Bianchi, who represented the Coffey family, said prior to the bill’s passage that the law needed some improvements. He referenced a hazing case last year, also at Florida State. During a hazing game, Nicholas Mauricio was hit so hard in the face he fractured his skull and was left unconscious. He lived, but police said at the time there was insufficient evidence to prosecute the fraternity members for hazing (Mauricio was already a member of Alpha Epsilon Pi fraternity but was not yet registered as a Florida State student).

The new law closes that loophole -- under the legislation, current members of a group can also be considered hazing victims.

The bill sailed through the legislative process, being unanimously approved at every step. It was bipartisan, being sponsored chiefly by both a Democrat and Republican. Lake said lawmakers were likely confident in passing the legislation after a Florida Supreme Court ruling in December that flatly rejected a challenge to the Chad Meredith Act as potentially unconstitutional.

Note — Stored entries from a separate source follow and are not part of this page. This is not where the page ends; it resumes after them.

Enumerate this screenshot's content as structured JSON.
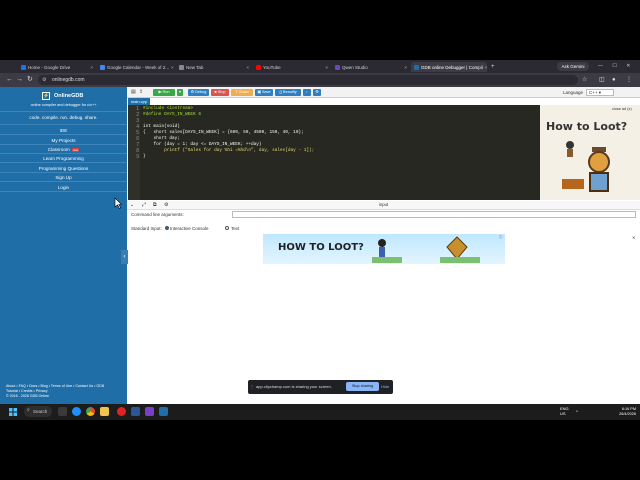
{
  "browser": {
    "tabs": [
      {
        "label": "Home - Google Drive",
        "color": "#1a73e8"
      },
      {
        "label": "Google Calendar - Week of 2...",
        "color": "#4285f4"
      },
      {
        "label": "New Tab",
        "color": "#888888"
      },
      {
        "label": "YouTube",
        "color": "#ff0000"
      },
      {
        "label": "Qwen Studio",
        "color": "#6b46c1"
      },
      {
        "label": "GDB online Debugger | Compil",
        "color": "#1f6ea8"
      }
    ],
    "new_tab": "+",
    "ask_gemini": "Ask Gemini",
    "url": "onlinegdb.com"
  },
  "sidebar": {
    "logo": "OnlineGDB",
    "tagline": "online compiler and debugger for c/c++",
    "quicklinks": "code. compile. run. debug. share.",
    "menu": [
      "IDE",
      "My Projects",
      "Classroom",
      "Learn Programming",
      "Programming Questions",
      "Sign Up",
      "Login"
    ],
    "classroom_badge": "new",
    "footer_line1": "About • FAQ • Docs • Blog • Terms of Use • Contact Us • GDB",
    "footer_line2": "Tutorial • Credits • Privacy",
    "footer_line3": "© 2016 - 2026 GDB Online"
  },
  "toolbar": {
    "run": "Run",
    "debug": "Debug",
    "stop": "Stop",
    "share": "Share",
    "save": "Save",
    "beautify": "{} Beautify",
    "language_label": "Language",
    "language_value": "C++"
  },
  "editor": {
    "filename": "main.cpp",
    "lines": [
      "#include <iostream>",
      "#define DAYS_IN_WEEK 6",
      "",
      "int main(void)",
      "{   short sales[DAYS_IN_WEEK] = {600, 50, 4500, 150, 40, 10};",
      "    short day;",
      "    for (day = 1; day <= DAYS_IN_WEEK; ++day)",
      "        printf (\"Sales for day %hi =%hd\\n\", day, sales[day - 1]);",
      "}"
    ]
  },
  "ad": {
    "close": "close ad (x)",
    "title": "How to Loot?"
  },
  "input_panel": {
    "title": "input",
    "cmd_label": "Command line arguments:",
    "stdin_label": "Standard Input:",
    "opt_interactive": "Interactive Console",
    "opt_text": "Text",
    "banner_text": "HOW TO LOOT?"
  },
  "share_notice": {
    "text": "app.clipchamp.com is sharing your screen.",
    "stop": "Stop sharing",
    "hide": "Hide"
  },
  "taskbar": {
    "search": "Search",
    "tray_lang": "ENG",
    "tray_region": "US",
    "time": "6:16 PM",
    "date": "26/4/2026"
  }
}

On the federal side, two U.S. representatives, Marcia Fudge, a Democrat from Ohio, and G. T. Thompson, a Pennsylvania Republican, last month introduced the End All Hazing Act, an amendment to the Higher Education Act.

It would require institutions to maintain a website that would publicize information about student organizations that had been disciplined for hazing. Colleges and university officials would also need to report allegations of potentially deadly hazing within 72 hours to campus police or other law enforcement.

The End All Hazing Act has been endorsed by the National Panhellenic Conference and the North-American Interfraternity Conference, which represents many sororities and fraternities nationally. Both groups created the Anti-Hazing Coalition, along with parents of students who died from hazing.

Andrea Benek, a spokeswoman with the North-American Interfraternity Conference, provided a statement on the new Florida law to Inside Higher Ed:

“The North-American Interfraternity Conference is deeply committed to eradicating hazing by advocating for stronger laws throughout the country. We support comprehensive hazing prevention measures -- proactive education, transparency and accountability around standards -- enacted through federal and state legislation. We work in partnership with the Anti-Hazing Coalition to make lasting cultural change in student organizations and on university campuses.”